Marissa B. Esser, Ph.D., M.P.H., from the U.S. Centers for Disease Control and Prevention in Atlanta, and colleagues analyzed data from 160,812 individuals who responded to questions about prescription opioid misuse and alcohol consumption in the 2012, 2013, and 2014 National Survey on Drug Use and Health. Self-reported past 30-day prescription opioid misuse was assessed by sociodemographic characteristics, other substance use, and drinking patterns.
The researchers found that 1.6 percent of all individuals aged ≥12 years (estimated 4.2 million) and 3.5 percent of binge drinkers (estimated 2.2 million) reported prescription opioid misuse from 2012 to 2014. Compared with nondrinkers, prescription opioid misuse was more common among binge drinkers (adjusted odds ratio, 1.7).

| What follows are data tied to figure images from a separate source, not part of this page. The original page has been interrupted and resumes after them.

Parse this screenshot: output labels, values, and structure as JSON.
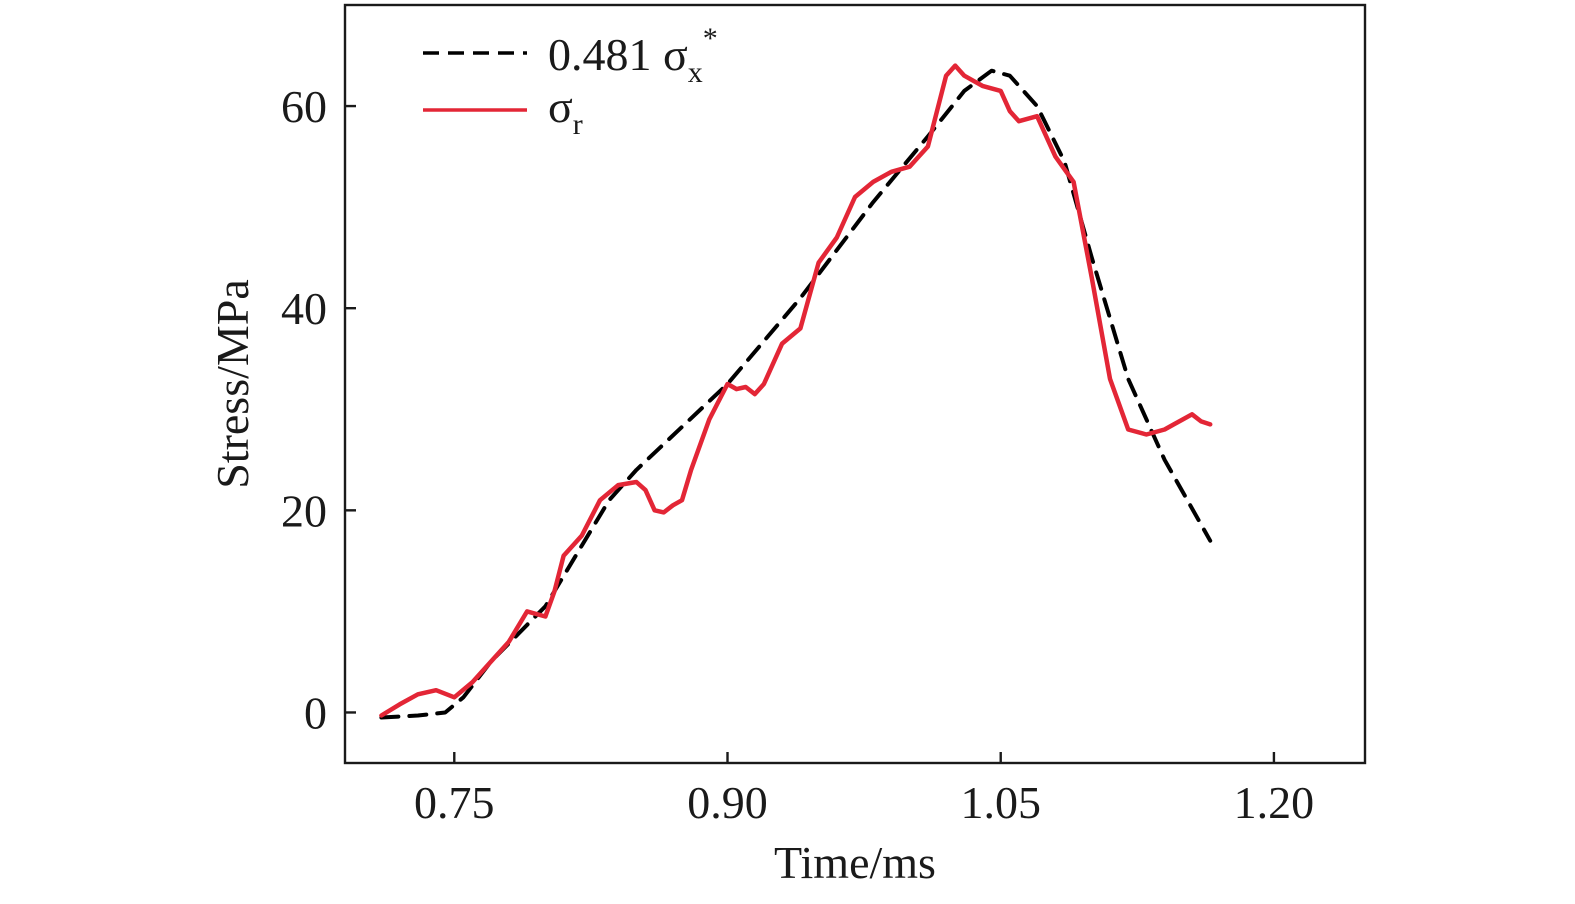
{
  "chart_data": {
    "type": "line",
    "title": "",
    "xlabel": "Time/ms",
    "ylabel": "Stress/MPa",
    "xlim": [
      0.69,
      1.25
    ],
    "ylim": [
      -5,
      70
    ],
    "xticks": [
      "0.75",
      "0.90",
      "1.05",
      "1.20"
    ],
    "xtick_values": [
      0.75,
      0.9,
      1.05,
      1.2
    ],
    "yticks": [
      "0",
      "20",
      "40",
      "60"
    ],
    "ytick_values": [
      0,
      20,
      40,
      60
    ],
    "grid": false,
    "legend_position": "top-left",
    "series": [
      {
        "name": "0.481 σx*",
        "legend": {
          "base": "0.481 σ",
          "sub": "x",
          "sup": "*"
        },
        "style": "dashed",
        "color": "#000000",
        "x": [
          0.71,
          0.73,
          0.745,
          0.755,
          0.77,
          0.8,
          0.835,
          0.85,
          0.9,
          0.94,
          0.98,
          1.01,
          1.03,
          1.045,
          1.055,
          1.07,
          1.085,
          1.1,
          1.12,
          1.14,
          1.165
        ],
        "y": [
          -0.5,
          -0.3,
          0.0,
          1.5,
          5.0,
          10.5,
          21.0,
          24.0,
          32.5,
          41.0,
          50.5,
          57.0,
          61.5,
          63.5,
          63.0,
          60.0,
          54.5,
          45.0,
          33.0,
          25.0,
          17.0
        ]
      },
      {
        "name": "σr",
        "legend": {
          "base": "σ",
          "sub": "r",
          "sup": ""
        },
        "style": "solid",
        "color": "#e32636",
        "x": [
          0.71,
          0.72,
          0.73,
          0.74,
          0.75,
          0.76,
          0.77,
          0.78,
          0.79,
          0.8,
          0.805,
          0.81,
          0.82,
          0.83,
          0.84,
          0.85,
          0.855,
          0.86,
          0.865,
          0.87,
          0.875,
          0.88,
          0.89,
          0.9,
          0.905,
          0.91,
          0.915,
          0.92,
          0.93,
          0.94,
          0.95,
          0.96,
          0.97,
          0.98,
          0.99,
          1.0,
          1.005,
          1.01,
          1.02,
          1.025,
          1.03,
          1.035,
          1.04,
          1.05,
          1.055,
          1.06,
          1.07,
          1.08,
          1.09,
          1.1,
          1.11,
          1.12,
          1.13,
          1.14,
          1.145,
          1.15,
          1.155,
          1.16,
          1.165
        ],
        "y": [
          -0.3,
          0.8,
          1.8,
          2.2,
          1.5,
          3.0,
          5.0,
          7.0,
          10.0,
          9.5,
          12.0,
          15.5,
          17.5,
          21.0,
          22.5,
          22.8,
          22.0,
          20.0,
          19.8,
          20.5,
          21.0,
          24.0,
          29.0,
          32.5,
          32.0,
          32.2,
          31.5,
          32.5,
          36.5,
          38.0,
          44.5,
          47.0,
          51.0,
          52.5,
          53.5,
          54.0,
          55.0,
          56.0,
          63.0,
          64.0,
          63.0,
          62.5,
          62.0,
          61.5,
          59.5,
          58.5,
          59.0,
          55.0,
          52.5,
          43.0,
          33.0,
          28.0,
          27.5,
          28.0,
          28.5,
          29.0,
          29.5,
          28.8,
          28.5
        ]
      }
    ]
  }
}
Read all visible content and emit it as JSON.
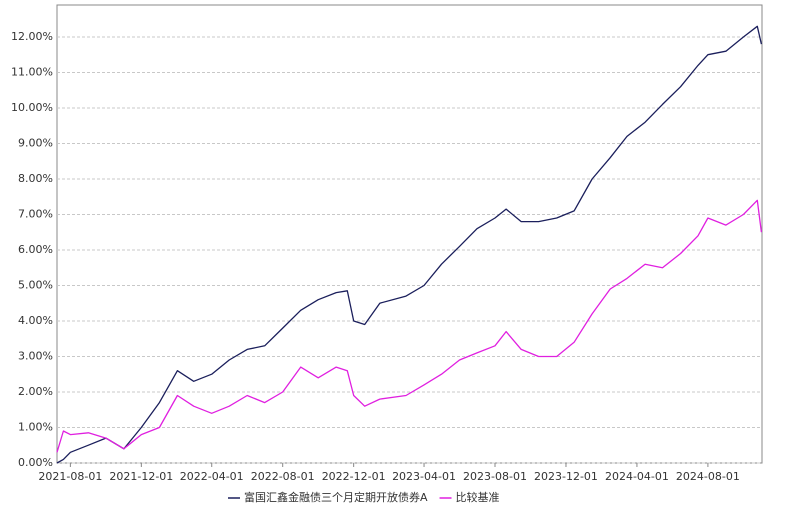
{
  "chart_data": {
    "type": "line",
    "x": [
      "2021-07-09",
      "2021-07-20",
      "2021-08-01",
      "2021-09-01",
      "2021-10-01",
      "2021-11-01",
      "2021-12-01",
      "2022-01-01",
      "2022-02-01",
      "2022-03-01",
      "2022-04-01",
      "2022-05-01",
      "2022-06-01",
      "2022-07-01",
      "2022-08-01",
      "2022-09-01",
      "2022-10-01",
      "2022-11-01",
      "2022-11-20",
      "2022-12-01",
      "2022-12-20",
      "2023-01-15",
      "2023-03-01",
      "2023-04-01",
      "2023-05-01",
      "2023-06-01",
      "2023-07-01",
      "2023-08-01",
      "2023-08-20",
      "2023-09-15",
      "2023-10-15",
      "2023-11-15",
      "2023-12-15",
      "2024-01-15",
      "2024-02-15",
      "2024-03-15",
      "2024-04-15",
      "2024-05-15",
      "2024-06-15",
      "2024-07-15",
      "2024-08-01",
      "2024-09-01",
      "2024-10-01",
      "2024-10-25",
      "2024-11-01"
    ],
    "series": [
      {
        "name": "富国汇鑫金融债三个月定期开放债券A",
        "color": "#1b1f5c",
        "values": [
          0,
          0.1,
          0.3,
          0.5,
          0.7,
          0.4,
          1.0,
          1.7,
          2.6,
          2.3,
          2.5,
          2.9,
          3.2,
          3.3,
          3.8,
          4.3,
          4.6,
          4.8,
          4.85,
          4.0,
          3.9,
          4.5,
          4.7,
          5.0,
          5.6,
          6.1,
          6.6,
          6.9,
          7.15,
          6.8,
          6.8,
          6.9,
          7.1,
          8.0,
          8.6,
          9.2,
          9.6,
          10.1,
          10.6,
          11.2,
          11.5,
          11.6,
          12.0,
          12.3,
          11.8
        ]
      },
      {
        "name": "比较基准",
        "color": "#e020e0",
        "values": [
          0.3,
          0.9,
          0.8,
          0.85,
          0.7,
          0.4,
          0.8,
          1.0,
          1.9,
          1.6,
          1.4,
          1.6,
          1.9,
          1.7,
          2.0,
          2.7,
          2.4,
          2.7,
          2.6,
          1.9,
          1.6,
          1.8,
          1.9,
          2.2,
          2.5,
          2.9,
          3.1,
          3.3,
          3.7,
          3.2,
          3.0,
          3.0,
          3.4,
          4.2,
          4.9,
          5.2,
          5.6,
          5.5,
          5.9,
          6.4,
          6.9,
          6.7,
          7.0,
          7.4,
          6.5
        ]
      }
    ],
    "xlim": [
      "2021-07-09",
      "2024-11-02"
    ],
    "xticks": [
      "2021-08-01",
      "2021-12-01",
      "2022-04-01",
      "2022-08-01",
      "2022-12-01",
      "2023-04-01",
      "2023-08-01",
      "2023-12-01",
      "2024-04-01",
      "2024-08-01"
    ],
    "ylim": [
      0,
      12.9
    ],
    "yticks": [
      {
        "value": 0,
        "label": "0.00%"
      },
      {
        "value": 1,
        "label": "1.00%"
      },
      {
        "value": 2,
        "label": "2.00%"
      },
      {
        "value": 3,
        "label": "3.00%"
      },
      {
        "value": 4,
        "label": "4.00%"
      },
      {
        "value": 5,
        "label": "5.00%"
      },
      {
        "value": 6,
        "label": "6.00%"
      },
      {
        "value": 7,
        "label": "7.00%"
      },
      {
        "value": 8,
        "label": "8.00%"
      },
      {
        "value": 9,
        "label": "9.00%"
      },
      {
        "value": 10,
        "label": "10.00%"
      },
      {
        "value": 11,
        "label": "11.00%"
      },
      {
        "value": 12,
        "label": "12.00%"
      }
    ],
    "grid": true
  }
}
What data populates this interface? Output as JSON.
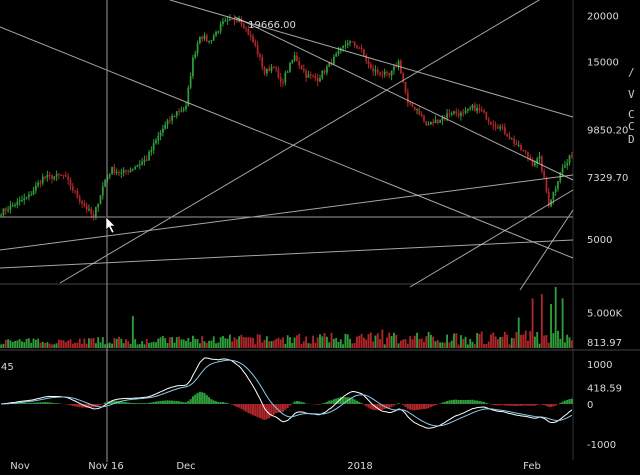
{
  "chart_data": {
    "type": "candlestick",
    "grid": false,
    "colors": {
      "up": "#2f9e3a",
      "down": "#b0262a",
      "macd_line": "#ffffff",
      "signal_line": "#8ec9e8",
      "trendline": "#d0d0d0",
      "crosshair": "#9a9a9a",
      "background": "#000000"
    },
    "top_left_label": "45",
    "x_tick_labels": [
      "Nov",
      "Nov 16",
      "Dec",
      "2018",
      "Feb"
    ],
    "price_panel": {
      "scale": "log",
      "ylim": [
        3800,
        22000
      ],
      "tick_labels": [
        "20000",
        "15000",
        "9850.20",
        "7329.70",
        "5000"
      ],
      "peak_annotation": "19666.00"
    },
    "volume_panel": {
      "ylim": [
        0,
        8600
      ],
      "tick_labels": [
        "5.000K",
        "813.97"
      ]
    },
    "macd_panel": {
      "ylim": [
        -1300,
        1300
      ],
      "tick_labels": [
        "1000",
        "418.59",
        "0",
        "-1000"
      ]
    },
    "side_letters": [
      "/",
      "V",
      "C",
      "C",
      "D"
    ],
    "anchors": {
      "days": [
        0,
        12,
        18,
        27,
        33,
        40,
        45,
        48,
        52,
        56,
        63,
        70,
        76,
        80,
        83,
        86,
        90,
        96,
        103,
        110,
        114,
        118,
        121,
        127,
        132,
        137,
        140,
        143,
        146,
        150,
        155,
        160,
        168,
        172,
        176,
        180,
        184,
        190,
        195,
        200,
        204,
        208,
        212,
        216,
        220,
        224,
        227,
        230,
        233,
        237,
        240,
        242,
        245,
        247
      ],
      "close": [
        5900,
        6500,
        7300,
        7400,
        6500,
        5700,
        7200,
        7700,
        7500,
        7700,
        8200,
        9900,
        11000,
        11300,
        15200,
        17700,
        17000,
        19000,
        19666,
        16500,
        14000,
        14700,
        13000,
        15500,
        13800,
        13500,
        14200,
        15000,
        15800,
        17000,
        16400,
        14300,
        13700,
        15000,
        11500,
        11200,
        10100,
        10500,
        11000,
        10800,
        11300,
        11000,
        10300,
        10000,
        9400,
        8800,
        8500,
        8000,
        8200,
        6200,
        6900,
        7600,
        8000,
        8500
      ]
    },
    "volume_spikes": [
      {
        "day": 57,
        "value": 4500
      },
      {
        "day": 165,
        "value": 2600
      },
      {
        "day": 224,
        "value": 4300
      },
      {
        "day": 230,
        "value": 7000
      },
      {
        "day": 234,
        "value": 7600
      },
      {
        "day": 238,
        "value": 6200
      },
      {
        "day": 240,
        "value": 8600
      },
      {
        "day": 243,
        "value": 7000
      }
    ]
  }
}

There was a significant increase in the prevalence of prescription opioid misuse with binge drinking frequency.
“The high prevalence, frequency, and intensity of binge drinking among adults and adolescents in the United States, along with the heightened prevalence of prescription opioid misuse among binge drinkers, emphasizes the importance of adopting a comprehensive and coordinated approach to addressing both binge drinking and prescription opioid misuse to reduce the risk of opioid overdoses,” the authors write.